Here’s a little exercise the next time you’re working on a press release, marketing brochure or corporate speech: Make believe you’re talking to your most cynical friend. The friend who brings you thudding to earth when you get too grandiose or preachy. The friend who has no compunction about telling you that you’re full of it.  Now write something that this friend can swallow and digest — possibly even enjoy.

You have little to lose but your pretension.

 

Your story: kicked to the curb

May 29th, 2009 | 1 Comment

I know I promised a “PR in Practice” posting on press releases this week.  But, just thinking about it put me off into some dangerous and angry mind currents. 

You’ve probably experienced this before: You’re at a party and someone you don’t know all that well (maybe a soon-to-be-ex-girlfriend or -boyfriend or a casual friend) says, “Well, the thing about Bob…” and proceeds to characterize you in a way that is unfathomable to you.  You’re angry, but your protests are too late - you’ve been third-party characterized.

In a bigger way, that’s what a lot of companies are doing - letting others tell their stories for them.  In the process, one of the most precious commodities of the company - its identity - is lost, misrepresented or compromised.  How basic  of a sin is that?  Yet, companies let it happen all the time.

They let poorly written press releases  and poorly informed PR people deliver watered-down, clichéd versions of their story.

They copy the stories of other, bigger companies, completely undermining the advantages of their uniqueness.

They tarnish their stories with hype and puffery.

They communicate with benign dishonesty, but dishonesty just the same.

They believe their own myths and foist them on the public.

They put all information dissemination in the hands of the media, even though they could likely tell the story better and more accurately if they spoke directly to their communities.

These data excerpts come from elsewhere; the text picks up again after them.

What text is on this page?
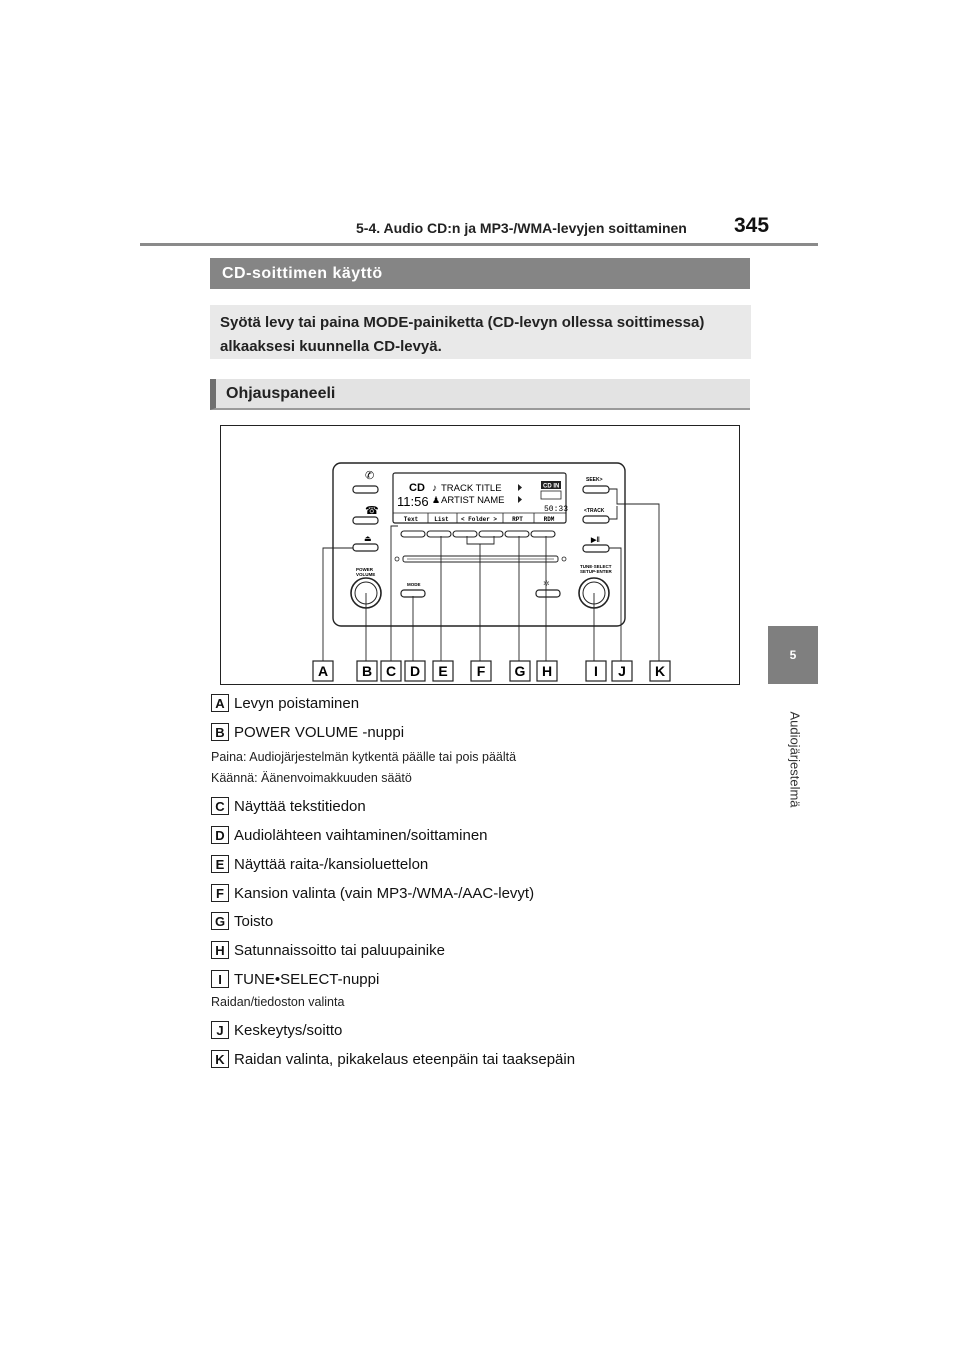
5-4. Audio CD:n ja MP3-/WMA-levyjen soittaminen 345
5
Audiojärjestelmä
CD-soittimen käyttö
Syötä levy tai paina MODE-painiketta (CD-levyn ollessa soittimessa) alkaaksesi kuunnella CD-levyä.
Ohjauspaneeli
CD ♪ TRACK TITLE
11:56 ♟ ARTIST NAME
CD IN
50:33
Text	List < Folder >	RPT	RDM
✆
☎
⏏
POWER
VOLUME
MODE	✲
SEEK>
<TRACK
▶‖
TUNE·SELECT
SETUP·ENTER
A B C D E F G H	I J K
A Levyn poistaminen
B POWER VOLUME -nuppi
Paina: Audiojärjestelmän kytkentä päälle tai pois päältä
Käännä: Äänenvoimakkuuden säätö
C Näyttää tekstitiedon
D Audiolähteen vaihtaminen/soittaminen
E Näyttää raita-/kansioluettelon
F Kansion valinta (vain MP3-/WMA-/AAC-levyt)
G Toisto
H Satunnaissoitto tai paluupainike
I TUNE•SELECT-nuppi
Raidan/tiedoston valinta
J Keskeytys/soitto
K Raidan valinta, pikakelaus eteenpäin tai taaksepäin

They don’t talk with their customers or use customers’ stories to help define the company and engender trust.

They never taint their company’s steeliness with an ounce of warmth or personality.

They concentrate on product positioning, engineering and false branding while kicking their central story to the curb.

O.K., I feel a bit better.  The end-of-the-week martini is about an hour away.  If you engage in the above practices, I hope you’re slightly uncomfortable.  But, probably not: Your story most likely left the building a long time ago.